Enter the loophole. The ordinance exempts "ministers of any faith." Including ministers ordained for $20 online. Or who answer an ad in the back of Rolling Stone.
Sink says she will not get a quickie ordination to get around the city ordinance because she thinks it cheapens the value of being a real minister. And because it confuses the public.
Charles Eminizer, 68, who hires himself out as a psychic entertainer under the name Dr. Shane, can take the loophole. Look at him out of the corner of your eye and he seems to fit the profile. Think Dumbledore meets Chong. This is the face whoever wrote the fortune-teller ordinance had to have had in their head as they searched for words. But as a minister of the Universal Life Church, which charges nothing to register online, Eminizer is unaffected. He also opposes the idea of the city singling out fortune-tellers.
"Who are these people who are fortune-tellers? They're people trying to make a living the best way they can," he says. "This is just another way to hold poor people down."

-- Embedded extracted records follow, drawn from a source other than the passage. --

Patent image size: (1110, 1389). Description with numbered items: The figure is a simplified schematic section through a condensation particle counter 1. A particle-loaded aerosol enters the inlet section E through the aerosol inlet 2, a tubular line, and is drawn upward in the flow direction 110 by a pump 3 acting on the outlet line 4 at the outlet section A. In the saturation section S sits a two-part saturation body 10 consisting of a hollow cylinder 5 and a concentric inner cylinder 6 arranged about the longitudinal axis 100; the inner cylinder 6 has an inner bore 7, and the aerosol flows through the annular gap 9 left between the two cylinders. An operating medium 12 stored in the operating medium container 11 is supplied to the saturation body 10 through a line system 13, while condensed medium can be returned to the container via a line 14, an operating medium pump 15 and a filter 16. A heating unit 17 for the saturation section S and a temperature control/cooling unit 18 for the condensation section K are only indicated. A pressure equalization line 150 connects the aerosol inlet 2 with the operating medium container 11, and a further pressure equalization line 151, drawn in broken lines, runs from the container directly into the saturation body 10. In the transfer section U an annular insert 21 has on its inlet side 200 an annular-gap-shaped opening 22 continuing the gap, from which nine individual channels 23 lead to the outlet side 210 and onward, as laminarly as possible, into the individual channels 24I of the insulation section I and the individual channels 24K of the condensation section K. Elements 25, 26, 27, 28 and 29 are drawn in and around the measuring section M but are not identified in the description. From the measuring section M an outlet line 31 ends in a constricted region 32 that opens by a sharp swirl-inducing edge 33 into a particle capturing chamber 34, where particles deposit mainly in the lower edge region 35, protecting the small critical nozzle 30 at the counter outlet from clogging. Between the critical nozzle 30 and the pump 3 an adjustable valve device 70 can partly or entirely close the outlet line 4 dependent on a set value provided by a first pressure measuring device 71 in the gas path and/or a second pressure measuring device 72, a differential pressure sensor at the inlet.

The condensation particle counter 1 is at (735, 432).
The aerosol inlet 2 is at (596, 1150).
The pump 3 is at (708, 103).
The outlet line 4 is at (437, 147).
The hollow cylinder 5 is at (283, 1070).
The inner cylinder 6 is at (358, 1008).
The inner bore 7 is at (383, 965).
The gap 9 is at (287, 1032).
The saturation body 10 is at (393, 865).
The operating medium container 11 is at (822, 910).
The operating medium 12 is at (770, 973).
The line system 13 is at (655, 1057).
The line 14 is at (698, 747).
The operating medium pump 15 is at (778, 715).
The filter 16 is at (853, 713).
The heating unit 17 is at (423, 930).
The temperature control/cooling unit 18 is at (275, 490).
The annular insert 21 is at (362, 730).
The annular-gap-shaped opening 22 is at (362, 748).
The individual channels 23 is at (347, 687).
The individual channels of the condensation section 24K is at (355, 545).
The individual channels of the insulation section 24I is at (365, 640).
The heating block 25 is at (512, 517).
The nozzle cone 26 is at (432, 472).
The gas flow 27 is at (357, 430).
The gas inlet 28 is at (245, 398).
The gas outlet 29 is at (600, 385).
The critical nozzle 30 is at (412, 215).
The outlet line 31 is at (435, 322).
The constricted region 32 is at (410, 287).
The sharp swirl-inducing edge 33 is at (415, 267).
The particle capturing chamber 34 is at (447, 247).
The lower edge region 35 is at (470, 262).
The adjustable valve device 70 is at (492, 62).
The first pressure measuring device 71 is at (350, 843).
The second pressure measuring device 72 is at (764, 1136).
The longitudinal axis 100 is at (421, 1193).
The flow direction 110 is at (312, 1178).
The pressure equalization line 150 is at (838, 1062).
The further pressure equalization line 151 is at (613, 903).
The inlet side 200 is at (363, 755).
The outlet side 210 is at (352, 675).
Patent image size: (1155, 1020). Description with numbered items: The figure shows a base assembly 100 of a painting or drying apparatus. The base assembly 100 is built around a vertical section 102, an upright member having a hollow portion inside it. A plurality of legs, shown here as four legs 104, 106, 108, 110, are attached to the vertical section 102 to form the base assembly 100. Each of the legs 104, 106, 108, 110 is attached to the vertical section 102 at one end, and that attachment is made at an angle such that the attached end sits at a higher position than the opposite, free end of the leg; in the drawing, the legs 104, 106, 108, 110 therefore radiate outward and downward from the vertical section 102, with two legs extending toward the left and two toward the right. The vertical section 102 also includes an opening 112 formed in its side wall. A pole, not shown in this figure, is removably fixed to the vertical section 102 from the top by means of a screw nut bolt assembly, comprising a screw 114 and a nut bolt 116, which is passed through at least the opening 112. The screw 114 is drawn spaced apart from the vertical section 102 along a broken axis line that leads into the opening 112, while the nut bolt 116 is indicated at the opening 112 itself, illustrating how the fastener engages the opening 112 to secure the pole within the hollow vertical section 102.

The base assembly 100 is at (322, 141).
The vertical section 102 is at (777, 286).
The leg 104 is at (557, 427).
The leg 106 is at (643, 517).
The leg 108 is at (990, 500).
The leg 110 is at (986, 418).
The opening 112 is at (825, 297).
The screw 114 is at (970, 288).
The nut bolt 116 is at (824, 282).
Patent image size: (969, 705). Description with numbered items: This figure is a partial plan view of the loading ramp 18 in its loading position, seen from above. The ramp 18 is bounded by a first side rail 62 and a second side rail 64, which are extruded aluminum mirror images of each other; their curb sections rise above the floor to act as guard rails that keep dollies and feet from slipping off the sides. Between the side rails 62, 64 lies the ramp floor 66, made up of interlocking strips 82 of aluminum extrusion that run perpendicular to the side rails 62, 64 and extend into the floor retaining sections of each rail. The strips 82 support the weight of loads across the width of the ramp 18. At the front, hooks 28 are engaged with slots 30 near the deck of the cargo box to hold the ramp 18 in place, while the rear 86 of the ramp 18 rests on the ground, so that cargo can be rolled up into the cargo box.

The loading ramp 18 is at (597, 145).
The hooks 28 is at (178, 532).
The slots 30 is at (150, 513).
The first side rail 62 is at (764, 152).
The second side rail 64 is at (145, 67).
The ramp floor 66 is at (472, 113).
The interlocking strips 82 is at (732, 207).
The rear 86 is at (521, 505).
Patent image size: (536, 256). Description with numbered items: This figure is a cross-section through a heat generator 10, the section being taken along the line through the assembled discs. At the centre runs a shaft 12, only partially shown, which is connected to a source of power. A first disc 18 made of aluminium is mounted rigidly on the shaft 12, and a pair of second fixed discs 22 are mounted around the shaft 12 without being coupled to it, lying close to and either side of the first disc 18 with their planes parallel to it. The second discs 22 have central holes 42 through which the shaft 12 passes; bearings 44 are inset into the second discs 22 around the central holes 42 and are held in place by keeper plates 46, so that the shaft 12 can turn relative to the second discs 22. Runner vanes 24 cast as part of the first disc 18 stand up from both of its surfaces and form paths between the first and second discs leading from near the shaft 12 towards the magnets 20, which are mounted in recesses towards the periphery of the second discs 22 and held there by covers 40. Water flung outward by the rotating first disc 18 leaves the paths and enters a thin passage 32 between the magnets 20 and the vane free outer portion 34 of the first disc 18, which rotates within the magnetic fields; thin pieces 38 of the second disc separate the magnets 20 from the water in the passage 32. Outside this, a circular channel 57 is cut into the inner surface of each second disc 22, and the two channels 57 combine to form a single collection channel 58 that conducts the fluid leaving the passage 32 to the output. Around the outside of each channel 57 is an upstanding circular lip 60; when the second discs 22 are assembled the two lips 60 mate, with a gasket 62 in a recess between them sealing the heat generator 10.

The fortune-teller ordinance was put on the books in the 1950s, and sat quietly for decades until it popped up on the City Council agenda this month. The council removed a provision that requires applicants to provide five references of "good moral character," but left the rest unchanged.
To Sink, they missed the point. "The way it is written, someone practicing astrology is guilty until proven innocent by a background check. Someone who blatantly commits a crime is innocent until proven guilty," she says. "They are singling us out and putting hoops in the way of people who just want to help other people."